HomeTourism / Culture'We are not privatising National Parks' Balala clarifies controversial remarks

    ‘We are not privatising National Parks’ Balala clarifies controversial remarks

    Tourism Cabinet Secretary, Najib Balala, has clarified that the Ministry has no intention to privatize national parks but rather their management.

    A few days ago, news circulated that the Tourism Ministry sought a new model that would see national parks and game reserves managed by private agencies.

    Altered business models

    Balala, while addressing a European Union Green Diplomacy Webinar, said that the pandemic had altered how they wanted to run the business. Among the new ways he sought to manage game reserves and parks was through a public-private partnership.

    “Why does the government run a convention facility or bureau?

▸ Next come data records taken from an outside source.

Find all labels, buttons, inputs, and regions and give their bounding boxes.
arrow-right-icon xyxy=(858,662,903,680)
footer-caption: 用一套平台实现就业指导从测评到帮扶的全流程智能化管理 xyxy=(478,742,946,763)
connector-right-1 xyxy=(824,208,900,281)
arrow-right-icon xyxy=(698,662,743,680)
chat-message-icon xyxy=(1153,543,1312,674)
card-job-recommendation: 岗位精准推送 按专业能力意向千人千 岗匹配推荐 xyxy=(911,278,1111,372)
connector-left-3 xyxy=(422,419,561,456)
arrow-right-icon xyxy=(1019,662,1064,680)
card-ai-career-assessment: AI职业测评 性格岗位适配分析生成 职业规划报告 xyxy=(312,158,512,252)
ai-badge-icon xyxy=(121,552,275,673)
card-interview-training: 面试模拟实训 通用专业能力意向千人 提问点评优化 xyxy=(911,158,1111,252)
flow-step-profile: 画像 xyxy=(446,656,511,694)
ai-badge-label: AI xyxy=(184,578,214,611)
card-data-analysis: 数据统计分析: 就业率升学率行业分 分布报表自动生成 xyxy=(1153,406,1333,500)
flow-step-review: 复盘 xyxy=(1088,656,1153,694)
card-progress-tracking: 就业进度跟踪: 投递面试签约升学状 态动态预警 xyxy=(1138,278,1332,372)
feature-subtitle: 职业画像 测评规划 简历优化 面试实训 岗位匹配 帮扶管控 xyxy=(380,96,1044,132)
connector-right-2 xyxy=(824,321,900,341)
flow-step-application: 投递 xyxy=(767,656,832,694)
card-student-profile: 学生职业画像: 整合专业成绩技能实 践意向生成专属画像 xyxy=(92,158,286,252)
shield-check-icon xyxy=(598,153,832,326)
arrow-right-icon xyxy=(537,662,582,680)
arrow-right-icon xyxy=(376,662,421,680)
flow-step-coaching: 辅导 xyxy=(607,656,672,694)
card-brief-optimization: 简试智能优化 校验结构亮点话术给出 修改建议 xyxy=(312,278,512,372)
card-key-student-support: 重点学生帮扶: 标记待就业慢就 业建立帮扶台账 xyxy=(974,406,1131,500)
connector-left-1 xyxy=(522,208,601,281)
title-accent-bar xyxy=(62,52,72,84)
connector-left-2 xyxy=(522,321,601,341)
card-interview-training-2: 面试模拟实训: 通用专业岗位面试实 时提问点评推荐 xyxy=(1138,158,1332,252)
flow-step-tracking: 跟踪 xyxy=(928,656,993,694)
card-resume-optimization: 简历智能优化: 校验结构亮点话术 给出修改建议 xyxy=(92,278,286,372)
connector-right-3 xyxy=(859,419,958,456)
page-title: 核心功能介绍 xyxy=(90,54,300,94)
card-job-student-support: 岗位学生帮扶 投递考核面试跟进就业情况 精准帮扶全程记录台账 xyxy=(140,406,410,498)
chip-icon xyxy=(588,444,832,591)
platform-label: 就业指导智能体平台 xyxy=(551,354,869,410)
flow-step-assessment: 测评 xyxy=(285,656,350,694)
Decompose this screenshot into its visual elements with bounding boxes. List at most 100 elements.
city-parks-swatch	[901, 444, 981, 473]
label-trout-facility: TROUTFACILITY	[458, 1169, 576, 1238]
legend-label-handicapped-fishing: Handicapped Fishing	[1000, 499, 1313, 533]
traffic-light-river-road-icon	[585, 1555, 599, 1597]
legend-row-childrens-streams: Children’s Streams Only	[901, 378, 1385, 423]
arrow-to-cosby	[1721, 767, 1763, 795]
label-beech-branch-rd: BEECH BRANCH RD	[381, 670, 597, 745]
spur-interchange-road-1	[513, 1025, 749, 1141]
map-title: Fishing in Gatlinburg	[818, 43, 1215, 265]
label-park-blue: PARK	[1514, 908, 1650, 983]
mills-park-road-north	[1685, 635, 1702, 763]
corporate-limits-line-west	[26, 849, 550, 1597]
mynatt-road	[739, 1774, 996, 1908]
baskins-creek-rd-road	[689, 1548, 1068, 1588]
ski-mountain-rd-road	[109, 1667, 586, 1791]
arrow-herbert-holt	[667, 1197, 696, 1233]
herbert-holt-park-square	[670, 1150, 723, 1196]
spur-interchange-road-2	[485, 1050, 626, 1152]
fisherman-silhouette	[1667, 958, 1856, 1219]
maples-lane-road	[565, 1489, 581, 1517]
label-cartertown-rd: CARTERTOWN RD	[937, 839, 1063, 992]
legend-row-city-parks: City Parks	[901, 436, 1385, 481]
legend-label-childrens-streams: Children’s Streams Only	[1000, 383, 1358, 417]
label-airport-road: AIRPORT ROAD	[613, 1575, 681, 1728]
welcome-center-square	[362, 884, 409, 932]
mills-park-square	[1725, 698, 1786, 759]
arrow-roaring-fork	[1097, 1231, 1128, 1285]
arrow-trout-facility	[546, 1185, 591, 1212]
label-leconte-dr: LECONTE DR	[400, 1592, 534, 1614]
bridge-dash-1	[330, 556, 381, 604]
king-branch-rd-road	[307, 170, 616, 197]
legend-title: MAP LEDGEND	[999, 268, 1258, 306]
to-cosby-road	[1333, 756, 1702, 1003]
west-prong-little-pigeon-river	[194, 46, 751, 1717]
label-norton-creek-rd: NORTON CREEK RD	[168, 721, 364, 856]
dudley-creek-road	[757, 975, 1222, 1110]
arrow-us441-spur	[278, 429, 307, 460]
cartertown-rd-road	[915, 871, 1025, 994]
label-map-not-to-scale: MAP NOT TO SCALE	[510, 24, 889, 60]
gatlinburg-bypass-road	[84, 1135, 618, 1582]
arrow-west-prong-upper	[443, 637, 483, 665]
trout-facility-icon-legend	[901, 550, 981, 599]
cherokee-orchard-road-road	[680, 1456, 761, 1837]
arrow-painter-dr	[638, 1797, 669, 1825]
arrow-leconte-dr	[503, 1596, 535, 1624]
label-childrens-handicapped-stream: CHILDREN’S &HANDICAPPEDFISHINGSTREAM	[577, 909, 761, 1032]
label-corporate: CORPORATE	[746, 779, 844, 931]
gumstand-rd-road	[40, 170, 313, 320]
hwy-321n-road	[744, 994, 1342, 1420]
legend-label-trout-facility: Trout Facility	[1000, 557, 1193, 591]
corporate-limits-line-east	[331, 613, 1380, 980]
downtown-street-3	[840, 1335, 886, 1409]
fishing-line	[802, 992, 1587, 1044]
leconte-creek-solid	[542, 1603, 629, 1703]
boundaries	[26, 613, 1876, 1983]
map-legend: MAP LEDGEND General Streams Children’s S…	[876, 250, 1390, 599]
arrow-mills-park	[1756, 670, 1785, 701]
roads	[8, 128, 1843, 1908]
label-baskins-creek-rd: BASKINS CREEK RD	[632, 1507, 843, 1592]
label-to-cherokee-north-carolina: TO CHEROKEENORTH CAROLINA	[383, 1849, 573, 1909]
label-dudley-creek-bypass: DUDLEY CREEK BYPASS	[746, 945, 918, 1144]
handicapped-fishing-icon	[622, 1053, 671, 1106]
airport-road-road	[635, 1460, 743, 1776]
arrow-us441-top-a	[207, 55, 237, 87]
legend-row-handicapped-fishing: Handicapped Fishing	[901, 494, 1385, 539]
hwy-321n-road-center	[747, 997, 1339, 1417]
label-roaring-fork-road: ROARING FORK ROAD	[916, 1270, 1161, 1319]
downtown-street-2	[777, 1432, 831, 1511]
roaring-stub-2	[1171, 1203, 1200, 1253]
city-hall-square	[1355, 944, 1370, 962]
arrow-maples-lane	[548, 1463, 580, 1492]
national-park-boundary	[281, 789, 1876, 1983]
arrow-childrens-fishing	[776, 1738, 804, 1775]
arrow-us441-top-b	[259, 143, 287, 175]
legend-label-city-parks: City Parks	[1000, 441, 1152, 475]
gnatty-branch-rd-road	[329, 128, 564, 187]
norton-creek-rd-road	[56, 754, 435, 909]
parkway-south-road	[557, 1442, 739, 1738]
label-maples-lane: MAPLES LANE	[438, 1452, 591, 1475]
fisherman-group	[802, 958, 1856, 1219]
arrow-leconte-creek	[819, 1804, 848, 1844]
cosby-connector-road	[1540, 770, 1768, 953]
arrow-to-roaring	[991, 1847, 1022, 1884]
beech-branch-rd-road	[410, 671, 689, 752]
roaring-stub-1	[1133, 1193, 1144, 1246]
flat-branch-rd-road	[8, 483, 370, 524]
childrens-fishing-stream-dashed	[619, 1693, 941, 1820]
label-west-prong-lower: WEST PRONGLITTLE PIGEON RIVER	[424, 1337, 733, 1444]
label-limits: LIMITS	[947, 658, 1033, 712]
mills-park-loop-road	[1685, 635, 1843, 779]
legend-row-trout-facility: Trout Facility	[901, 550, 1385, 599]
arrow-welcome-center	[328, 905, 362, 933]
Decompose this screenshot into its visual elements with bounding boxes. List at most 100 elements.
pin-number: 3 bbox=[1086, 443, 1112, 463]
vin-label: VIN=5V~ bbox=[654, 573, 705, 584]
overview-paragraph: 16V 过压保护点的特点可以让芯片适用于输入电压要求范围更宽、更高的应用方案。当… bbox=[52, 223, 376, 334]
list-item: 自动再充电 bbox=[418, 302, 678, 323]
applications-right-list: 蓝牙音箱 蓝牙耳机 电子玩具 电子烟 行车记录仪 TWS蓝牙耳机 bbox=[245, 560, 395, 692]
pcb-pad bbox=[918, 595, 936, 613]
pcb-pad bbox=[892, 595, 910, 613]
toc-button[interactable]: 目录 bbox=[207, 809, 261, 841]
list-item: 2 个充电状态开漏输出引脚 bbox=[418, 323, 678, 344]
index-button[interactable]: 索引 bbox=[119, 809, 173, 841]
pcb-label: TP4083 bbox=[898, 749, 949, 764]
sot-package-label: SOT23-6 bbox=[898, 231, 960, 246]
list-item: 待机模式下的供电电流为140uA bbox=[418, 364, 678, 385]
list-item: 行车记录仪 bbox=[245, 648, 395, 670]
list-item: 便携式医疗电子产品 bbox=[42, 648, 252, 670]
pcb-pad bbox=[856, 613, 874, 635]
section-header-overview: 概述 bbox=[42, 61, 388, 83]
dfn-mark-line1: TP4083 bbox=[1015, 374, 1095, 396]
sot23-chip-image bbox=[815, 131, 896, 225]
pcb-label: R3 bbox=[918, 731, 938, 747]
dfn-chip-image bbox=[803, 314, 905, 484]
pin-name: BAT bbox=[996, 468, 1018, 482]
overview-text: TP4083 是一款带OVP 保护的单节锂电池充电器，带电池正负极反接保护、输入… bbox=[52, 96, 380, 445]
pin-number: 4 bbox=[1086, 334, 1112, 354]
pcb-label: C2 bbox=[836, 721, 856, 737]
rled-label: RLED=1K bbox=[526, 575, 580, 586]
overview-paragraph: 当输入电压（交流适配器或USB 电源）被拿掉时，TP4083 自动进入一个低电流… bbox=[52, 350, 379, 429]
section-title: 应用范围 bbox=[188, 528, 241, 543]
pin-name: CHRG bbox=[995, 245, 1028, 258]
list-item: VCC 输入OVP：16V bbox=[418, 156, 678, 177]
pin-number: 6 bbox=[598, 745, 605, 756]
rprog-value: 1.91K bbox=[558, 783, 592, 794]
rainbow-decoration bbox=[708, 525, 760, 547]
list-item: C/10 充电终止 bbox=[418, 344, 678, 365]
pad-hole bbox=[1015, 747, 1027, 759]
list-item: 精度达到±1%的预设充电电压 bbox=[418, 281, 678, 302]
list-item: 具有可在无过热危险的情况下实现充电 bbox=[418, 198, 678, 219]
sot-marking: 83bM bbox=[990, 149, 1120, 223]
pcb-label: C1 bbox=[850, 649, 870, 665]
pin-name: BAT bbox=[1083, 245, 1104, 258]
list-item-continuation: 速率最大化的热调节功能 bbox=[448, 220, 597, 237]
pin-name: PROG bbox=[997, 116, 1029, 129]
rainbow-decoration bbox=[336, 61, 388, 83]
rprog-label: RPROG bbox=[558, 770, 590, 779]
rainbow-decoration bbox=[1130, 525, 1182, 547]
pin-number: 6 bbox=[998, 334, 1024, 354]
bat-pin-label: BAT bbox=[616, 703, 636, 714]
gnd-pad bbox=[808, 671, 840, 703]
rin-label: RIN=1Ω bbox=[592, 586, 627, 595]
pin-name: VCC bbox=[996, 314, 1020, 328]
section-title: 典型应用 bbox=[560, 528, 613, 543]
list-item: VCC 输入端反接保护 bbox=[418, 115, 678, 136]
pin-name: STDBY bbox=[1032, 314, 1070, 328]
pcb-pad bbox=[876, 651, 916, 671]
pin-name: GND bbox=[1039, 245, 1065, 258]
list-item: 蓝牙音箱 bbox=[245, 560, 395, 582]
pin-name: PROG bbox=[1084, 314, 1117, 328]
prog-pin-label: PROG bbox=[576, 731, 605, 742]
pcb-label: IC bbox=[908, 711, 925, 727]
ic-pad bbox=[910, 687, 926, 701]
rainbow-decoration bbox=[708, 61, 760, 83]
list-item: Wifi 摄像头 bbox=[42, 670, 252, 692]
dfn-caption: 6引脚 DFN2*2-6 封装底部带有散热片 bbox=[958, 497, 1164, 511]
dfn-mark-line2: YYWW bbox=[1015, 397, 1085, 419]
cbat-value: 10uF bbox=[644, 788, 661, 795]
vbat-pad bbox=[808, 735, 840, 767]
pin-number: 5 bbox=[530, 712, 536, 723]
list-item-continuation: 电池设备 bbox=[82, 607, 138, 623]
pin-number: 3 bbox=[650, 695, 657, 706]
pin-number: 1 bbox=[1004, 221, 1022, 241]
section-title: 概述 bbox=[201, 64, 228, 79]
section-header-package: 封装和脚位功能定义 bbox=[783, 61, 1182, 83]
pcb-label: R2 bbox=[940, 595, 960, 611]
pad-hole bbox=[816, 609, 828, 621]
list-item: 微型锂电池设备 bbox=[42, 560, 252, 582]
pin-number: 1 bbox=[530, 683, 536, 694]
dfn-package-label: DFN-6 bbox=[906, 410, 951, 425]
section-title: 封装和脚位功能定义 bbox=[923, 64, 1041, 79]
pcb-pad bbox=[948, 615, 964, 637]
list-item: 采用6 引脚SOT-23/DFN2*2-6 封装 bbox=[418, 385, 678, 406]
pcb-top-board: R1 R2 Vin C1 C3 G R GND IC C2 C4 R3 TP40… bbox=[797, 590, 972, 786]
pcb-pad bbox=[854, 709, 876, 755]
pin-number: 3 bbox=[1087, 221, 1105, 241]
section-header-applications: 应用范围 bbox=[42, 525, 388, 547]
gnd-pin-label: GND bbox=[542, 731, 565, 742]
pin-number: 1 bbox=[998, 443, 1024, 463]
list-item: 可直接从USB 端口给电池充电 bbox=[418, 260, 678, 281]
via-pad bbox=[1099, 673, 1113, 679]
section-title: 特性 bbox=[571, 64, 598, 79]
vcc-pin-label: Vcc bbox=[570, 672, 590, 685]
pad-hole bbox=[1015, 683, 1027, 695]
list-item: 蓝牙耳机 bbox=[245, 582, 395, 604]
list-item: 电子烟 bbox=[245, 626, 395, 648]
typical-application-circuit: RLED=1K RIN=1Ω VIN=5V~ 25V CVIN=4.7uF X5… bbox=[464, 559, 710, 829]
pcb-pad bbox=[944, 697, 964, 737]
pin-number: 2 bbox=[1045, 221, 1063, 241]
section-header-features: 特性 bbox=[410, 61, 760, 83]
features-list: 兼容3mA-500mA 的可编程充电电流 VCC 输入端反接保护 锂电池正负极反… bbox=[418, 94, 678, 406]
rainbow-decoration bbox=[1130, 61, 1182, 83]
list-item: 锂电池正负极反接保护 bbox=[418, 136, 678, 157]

Why don’t we outsource this and make it more efficient,” Balala had said during the webinar.

    The news caused an uproar among Kenyans, but the Cabinet secretary, speaking to Citizen TV, said they were not selling Kenya’s national parks. Instead, they were looking for a partner to help them generate revenue.

    Partner to generate revenue

    “We cannot sell Parks; these are National Heritage,” Balala said, “Our budget is Ksh. 7 billion, but it’s not enough; our salaries are Ksh. 5.3 billion. We generate 4.2 billion, now with no tourism, we cannot generate half a billion, which is why we are seeking to partner.

    “We don’t have plans to privatize the parts. Of our 58 National reserves and parks, only 6-7 generate money. We are not privatizing the National Heritage assets but the core management of those assets,” Balala went on.

    Ways to pay bills

    Strategy Director at KWS, Edwin Wanyonyi, also backed Balala. Wanyonyi said that they were seeking to also partner with communities, research institutions, and universities.

    “As we continue with our conservancy, we must think of how we will pay our bills,” Wanyonyi said.

    Balala also revealed that the Ministry had an outstanding bill of human-wildlife compensation of Ksh 14 billion, with only over Ksh 2 billion paid out. Previous efforts had been on poaching. However, they were now looking to go into management, conservation, and local communities to manage the conflict better.